This is a reissue by Hyperion of the Isserlis Bach Suites recording from three years ago. Please note the original three reviews linked Bach: The Cello Suites.
I would like to add some critical response to the original issue, to lend a bit more perspective.
The American reviewer David Hurwitz at Classics Today.com felt that the playing was marred by production issues: "Quite honestly, had this been a competently produced set I would have no problem giving it a very strong recommendation."
Fanfare magazine's Colin Anderson was more favorable: "This is music that Isserlis seems to have lived with for many years. His playing has familiarity but not contempt (probably impossible to tire of this music, which must have boundless possibilities). Isserlis's pointing is lively, his tempos anything but moribund; these are, after all, suites of dances; even the Sarabandes must have a sense of movement, which they do here but without sacrificing their eloquence. The opening of the Suite in D Minor (No. 2) is especially lovely: a searching beginning." Anderson directly contradicts Hurwitz in adding, "This Hyperion release is impressive and stimulating for the high production values, for the recording quality that offers a one-to-one between Bach and the listener, for Isserlis's written annotation, and above all for his searching and intimate traversal of music that gets better and better the more one engages with it. Having spent much time listening to this issue and reading Isserlis's insights, I can report that it has been time well spent: indeed, I seem to have moved closer to the music and all its enchanting mystery."

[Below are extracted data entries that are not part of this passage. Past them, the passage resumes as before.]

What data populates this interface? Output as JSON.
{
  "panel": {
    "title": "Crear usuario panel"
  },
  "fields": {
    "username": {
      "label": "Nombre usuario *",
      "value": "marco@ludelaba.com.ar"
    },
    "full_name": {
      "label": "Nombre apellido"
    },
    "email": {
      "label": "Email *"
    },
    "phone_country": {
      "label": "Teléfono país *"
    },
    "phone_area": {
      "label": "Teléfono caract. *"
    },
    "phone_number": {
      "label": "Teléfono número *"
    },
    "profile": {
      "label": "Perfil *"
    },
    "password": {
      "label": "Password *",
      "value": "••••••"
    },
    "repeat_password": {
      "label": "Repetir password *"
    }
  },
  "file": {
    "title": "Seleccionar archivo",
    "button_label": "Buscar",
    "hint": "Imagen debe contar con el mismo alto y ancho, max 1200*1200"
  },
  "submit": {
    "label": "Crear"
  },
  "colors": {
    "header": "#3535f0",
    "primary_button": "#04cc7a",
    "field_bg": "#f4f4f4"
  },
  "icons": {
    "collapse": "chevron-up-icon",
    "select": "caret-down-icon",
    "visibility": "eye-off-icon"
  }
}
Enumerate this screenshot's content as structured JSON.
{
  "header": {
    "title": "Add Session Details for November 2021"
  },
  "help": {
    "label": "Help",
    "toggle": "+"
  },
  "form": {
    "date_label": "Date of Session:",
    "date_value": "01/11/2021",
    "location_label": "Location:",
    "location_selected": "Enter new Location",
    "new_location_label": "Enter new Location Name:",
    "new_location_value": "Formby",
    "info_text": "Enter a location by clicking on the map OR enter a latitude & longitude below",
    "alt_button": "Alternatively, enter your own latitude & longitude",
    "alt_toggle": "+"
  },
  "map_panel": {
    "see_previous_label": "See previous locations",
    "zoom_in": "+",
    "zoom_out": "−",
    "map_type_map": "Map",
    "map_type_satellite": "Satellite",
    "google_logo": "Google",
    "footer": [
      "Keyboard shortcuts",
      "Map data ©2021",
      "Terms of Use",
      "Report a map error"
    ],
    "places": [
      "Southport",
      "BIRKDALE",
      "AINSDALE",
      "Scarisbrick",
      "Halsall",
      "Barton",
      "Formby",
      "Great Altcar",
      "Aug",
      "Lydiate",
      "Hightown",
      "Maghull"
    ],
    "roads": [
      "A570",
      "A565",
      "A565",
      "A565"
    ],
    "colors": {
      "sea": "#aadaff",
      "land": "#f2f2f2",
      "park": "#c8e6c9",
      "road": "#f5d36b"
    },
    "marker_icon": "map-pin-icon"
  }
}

Finally Gramophone Magazine awarded it an editor's choice selection and an award for best instrumental recording in 2007. Lindsay Kemp's review states "For Isserlis the Suites suggest a meditative cycle on the life of Christ, rather like Biber's Mystery Sonatas. He points out that this is "a personal feeling, not a theory", but it has to be said that once you know that he is thinking of the Agony in the Garden during the darkly questioning Second Suite (the five stark chords towards the end of the Prélude representing the wounds of Christ), the Crucifixion in the wearily troubled Fifth or the Resurrection in the joyous Sixth, it adds immense power and interest to his performances.
But then, this is also the most wonderful cello-playing, surely among the most consistently beautiful to have been heard in this demanding music, as well as the most musically alert and vivid. Not everyone will like the brisk tempi (though the Allemandes, for instance, gain in architectural coherence), but few will fail to be charmed by Isserlis's sweetly singing tone, his perfectly voiced chords and superb control of articulation and dynamic - the way the final chord of the First Prélude dies away is spellbinding. There are so many other delights: the subtle comings and goings of the Third Prélude, the nobly poised Fifth Allemande, the swaggering climax that is the Sixth Gigue - I cannot mention them all. Suffice to say that Isserlis's Bach is a major entrant into an already highly distinguished field, and a disc many will want to return to again and again."